How English-captioned videos stimulate learning

Learning new vocabulary from videos is improved with full captions (glossed, if possible) combined with pre-viewing activities, as demonstrated in a study by Mark Feng Teng at Hong Kong Baptist University.

Learning new vocabulary is demanding and relentless for language learners, and strategies to make it more interesting and efficient are welcome. Watching videos is a popular method for all ages, but there is some debate over how best to support this and whether reading text at the same time is helpful or just too much extra work, producing cognitive overload that interferes with the learning process.

Teng set up a rigorously designed study to test the use of captioned videos, as well as the use of pre-viewing activities. Two hundred and forty 11 to 12-year-old Chinese EFL students were recruited from six Chinese- medium primary schools. All the students taking part were of a similar intermediate standard.

The 240 students were split into two groups. One was given pre-video tasks involving pictures from the videos to match with captions. Each of these two groups was split into a further four groups. Each of the four groups viewed videos with different kinds of captioning: glossed full captions, glossed keyword captions, full captions and keyword captions. So, there were eight groups in total.

Each group watched four videos of about 4 minutes. Each video showed an animated story and had an English-speaking narrator. Full captions were verbatim transcripts of the narrator speaking, while keyword captions showed only one to four difficult words/phrases, eg, ‘extravagant’ and ‘abide by the rules’.

The glossed captions had links under some difficult words so that when the viewer clicked on the link a pop-up box showed the meaning in Chinese. The video paused while the pop-up was open and continued again when the viewer clicked again.

There were 20 target words in the videos, nouns (eg, twilight), verbs (eg, nibble) and adjectives (eg, extravagant). The students were pre-tested on a larger bank of target words and the final set were selected as being unknown to all the students. Each target word appeared only once in the video.

After viewing, the students were tested on their comprehension of the videos – but none of the students were aware that target vocabulary was the focus of this testing.

It requires a sturdy effect to produce significant differences between so many groups of fairly modest size, but Teng did find significant differences between all groups (properly using a MANOVA with Bonferroni corrections for multiple comparisons).

Overall, the choice of captions accounted for 63% of the variance in post-viewing test scores, while the use of pre-viewing activities accounted for 37%. Clearly the use of both glossed full captions and pre-viewing tasks produced the best scores, although the choice of caption style had the strongest influence on scores.

The pre-viewing activities took up to 50 minutes to complete, however, so a much less efficient use of time compared to four times 4-minute videos. In practice, with limited classroom time to devote to vocabulary activities, these activities would most likely need to be added as extra homework and there may well be other, higher priority tasks. Further research would be useful to find out the minimal, most efficient way to prepare these activities, eg, is it worth preparing just 10 minutes of pre-viewing activities or does the effect become so small it isn’t a good use of either the teacher’s or the students’ time?

Of the captioned videos, the order of effectiveness was glossed full, glossed keywords, full, then just keywords – and scores were significantly different between all groups (with or without pre- viewing tasks). It’s clear from these results that reading full captions in the target language while watching the video and also listening to the narration actually improves learning rather than being a burden.

This makes sense given current models of working memory, which have separate ‘loops’ for visual and auditory information, so that both can run concurrently without interference or cognitive overload. On the contrary, having both streams running simultaneously leads to more efficient storage in memory (as per dual coding theory).

Clearly students were making use of the glossed term links and these significantly improved vocabulary learning. Glossing is attention enhancing in itself – and anything that improves learnes’ attention is a winning strategy.

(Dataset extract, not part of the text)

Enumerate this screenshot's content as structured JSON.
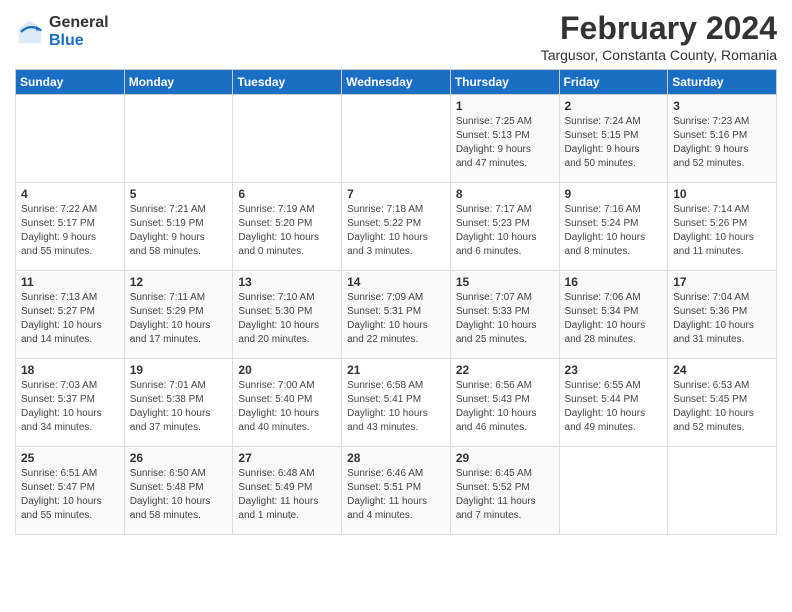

The most straightforward application of these findings is to favour videos fully captioned in the target language. Suitable videos that are not already in English could be used if they have a target language narration inserted: for this study, new audio files of English narration were prepared using Wondershare Filmora and glossing was added using MAGpie2.5. Investment in a bank of such videos has potential as a relatively time- efficient and entertaining way to learn vocabulary.


  • Teng, M F (2022), ‘Vocabulary learning through videos: captions, advance-organizer strategy, and their combination,’ Computer Assisted Language Learning, 35:3 518-550, DOI: 10. 1080/09588221. 2020.1720253
Gill Ragsdale
Gill has a PhD in Evolutionary Psychology from Cambridge, and teaches Psychology with the Open University, but also holds an RSA-Cert TEFL. Gill has taught EFL in the UK, Turkey, Egypt and to the refugees in the Calais 'Jungle' in France. She currently teaches English to refugees in the UK.